La raison en est simple: ce qui choquait dans le FPÖ et son leader charismatique Jörg Haider était le discours aux relents révisionnistes s’agissant du nazisme, notamment lorsque fût louée la politique de l’emploi du regretté chancelier allemand Adolf Hitler. Sans compter l’histoire du FPÖ, qui avait intégré à sa création, en dépit de son catéchisme libéral bon teint, bon nombre de nazis en mal  de chapelle. Avec le FPÖ on était donc confronté à une extrême-droite de facture plus ou moins classique (le FPÖ étant bien moins extrémiste que le Front National, le Vlaams Blok ou le British National Party, par exemple)- réactionnaire (en dépit de l’homosexualité de son leader, révélée à sa mort), xénophobe et antisémite.

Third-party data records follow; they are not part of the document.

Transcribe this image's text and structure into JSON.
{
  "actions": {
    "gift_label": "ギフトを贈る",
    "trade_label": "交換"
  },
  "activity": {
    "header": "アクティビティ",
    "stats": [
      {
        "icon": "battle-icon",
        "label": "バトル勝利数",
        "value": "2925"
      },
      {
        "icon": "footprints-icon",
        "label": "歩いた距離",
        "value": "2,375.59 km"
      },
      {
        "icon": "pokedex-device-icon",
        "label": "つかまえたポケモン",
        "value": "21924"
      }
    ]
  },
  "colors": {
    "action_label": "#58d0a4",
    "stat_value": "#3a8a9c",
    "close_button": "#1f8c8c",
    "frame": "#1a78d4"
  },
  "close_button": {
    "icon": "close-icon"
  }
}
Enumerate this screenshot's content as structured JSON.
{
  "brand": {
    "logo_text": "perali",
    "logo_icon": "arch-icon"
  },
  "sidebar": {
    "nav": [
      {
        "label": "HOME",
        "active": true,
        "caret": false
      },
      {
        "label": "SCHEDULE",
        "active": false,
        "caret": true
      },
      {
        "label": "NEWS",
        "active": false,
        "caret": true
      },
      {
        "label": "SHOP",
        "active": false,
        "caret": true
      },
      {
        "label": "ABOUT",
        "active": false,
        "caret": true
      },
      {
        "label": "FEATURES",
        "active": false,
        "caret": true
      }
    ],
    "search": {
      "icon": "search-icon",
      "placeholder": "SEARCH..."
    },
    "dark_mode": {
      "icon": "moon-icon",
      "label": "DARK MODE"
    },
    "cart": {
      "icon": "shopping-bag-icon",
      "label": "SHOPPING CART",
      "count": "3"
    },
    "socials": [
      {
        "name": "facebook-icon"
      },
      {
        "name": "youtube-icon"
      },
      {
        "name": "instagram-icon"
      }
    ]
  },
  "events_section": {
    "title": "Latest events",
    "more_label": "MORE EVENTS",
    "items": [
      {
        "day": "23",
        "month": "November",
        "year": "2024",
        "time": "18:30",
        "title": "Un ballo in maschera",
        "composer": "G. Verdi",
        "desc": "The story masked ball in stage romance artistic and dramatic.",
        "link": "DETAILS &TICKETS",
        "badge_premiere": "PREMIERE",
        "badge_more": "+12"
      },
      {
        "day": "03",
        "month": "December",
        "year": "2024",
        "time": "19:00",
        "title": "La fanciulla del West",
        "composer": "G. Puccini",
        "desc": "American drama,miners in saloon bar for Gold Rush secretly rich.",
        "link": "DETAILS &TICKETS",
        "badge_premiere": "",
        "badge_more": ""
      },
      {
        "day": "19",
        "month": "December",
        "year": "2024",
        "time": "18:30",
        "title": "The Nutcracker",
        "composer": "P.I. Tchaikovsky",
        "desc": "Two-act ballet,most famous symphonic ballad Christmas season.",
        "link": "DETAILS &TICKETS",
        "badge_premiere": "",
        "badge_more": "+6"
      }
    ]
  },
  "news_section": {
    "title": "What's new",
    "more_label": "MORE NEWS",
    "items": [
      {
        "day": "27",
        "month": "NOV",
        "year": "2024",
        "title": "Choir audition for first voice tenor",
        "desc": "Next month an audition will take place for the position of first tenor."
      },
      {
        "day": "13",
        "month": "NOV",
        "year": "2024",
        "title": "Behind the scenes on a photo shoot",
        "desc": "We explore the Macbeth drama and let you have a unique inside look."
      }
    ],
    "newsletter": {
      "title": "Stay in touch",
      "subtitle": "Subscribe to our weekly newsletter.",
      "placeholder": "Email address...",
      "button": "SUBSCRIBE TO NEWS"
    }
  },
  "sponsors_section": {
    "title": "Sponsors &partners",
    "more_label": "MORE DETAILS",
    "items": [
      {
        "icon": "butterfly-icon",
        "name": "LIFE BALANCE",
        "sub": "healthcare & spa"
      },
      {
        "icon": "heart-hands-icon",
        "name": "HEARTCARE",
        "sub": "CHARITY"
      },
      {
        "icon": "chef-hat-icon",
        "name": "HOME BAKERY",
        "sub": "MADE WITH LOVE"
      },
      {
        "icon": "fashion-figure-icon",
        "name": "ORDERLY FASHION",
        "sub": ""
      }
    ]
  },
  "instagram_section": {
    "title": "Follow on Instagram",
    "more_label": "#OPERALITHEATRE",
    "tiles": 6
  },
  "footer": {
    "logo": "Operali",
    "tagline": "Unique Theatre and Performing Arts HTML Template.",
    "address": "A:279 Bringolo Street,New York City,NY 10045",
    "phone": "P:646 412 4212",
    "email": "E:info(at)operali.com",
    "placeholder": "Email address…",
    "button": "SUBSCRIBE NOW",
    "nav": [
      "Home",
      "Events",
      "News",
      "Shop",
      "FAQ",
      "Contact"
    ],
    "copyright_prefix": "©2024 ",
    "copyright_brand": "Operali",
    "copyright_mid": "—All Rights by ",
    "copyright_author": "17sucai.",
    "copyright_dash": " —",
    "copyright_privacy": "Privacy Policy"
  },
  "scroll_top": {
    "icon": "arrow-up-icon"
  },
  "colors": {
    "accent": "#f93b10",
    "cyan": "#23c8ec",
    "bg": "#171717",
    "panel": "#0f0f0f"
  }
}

Le DF, par contre, a une histoire moins encombrée, ou moins choquante du moins aux yeux de l’opinion mainstream: pas de passé nazi ou de flirt avec l’antisémitisme ici. Ce parti a ses racines dans un populisme anti-impôts: à son origine fut le Fremskridtspartiet (Parti du progrès) du flamboyant et excentrique avocat fiscaliste Mogens Glistrup, aux tonalités initiales plutôt anti-fisc et anti-bureaucratie, mais qui allait, comme c’est toujours le cas pour le populisme de droite, virer vers la xénophobie, sans cependant que ce soit là son principal cheval de bataille – il devait notamment déclarer, en 2001, « nous n’allons plus avoir de gens de « Mohammedanie » dans ce pays. Ils doivent être physiquement expulsés du Danemark« , « nous choisirons le premier ministre qui veut expulser le plus de musulmans. Nous allons simplement tenir une enchère » et « celui qui veut des petits-enfants musulmans n’a qu’à voter pour les neuf autres partis« . Glistrup ayant été condamné à trois ans de prison ferme pour évasion fiscale, Pia Kjaersgaard prit le relais et dirigea Fremskridtspartiet de 1985 à 1995, avant de former cette année-là DF. Si le DF est d’une islamophobie radicale, nulle trace d’antisémitisme ni de nostalgie pro-nazie. L’avortement et le divorce ne posent pas de problème à ses dirigeants, et la parité ainsi que l’acceptation de l’homosexualité sont même érigées en valeurs danoises menacée par les hordes d’immigrés islamo-fascistes (aux Pays-Bas, Pim Fortuyn, homosexuel flamboyant, libéral et islamophobe allait percer en même temps, mourant cependant assassiné peu avant le succès de sa Pim Fortuyn Lijst en 2002).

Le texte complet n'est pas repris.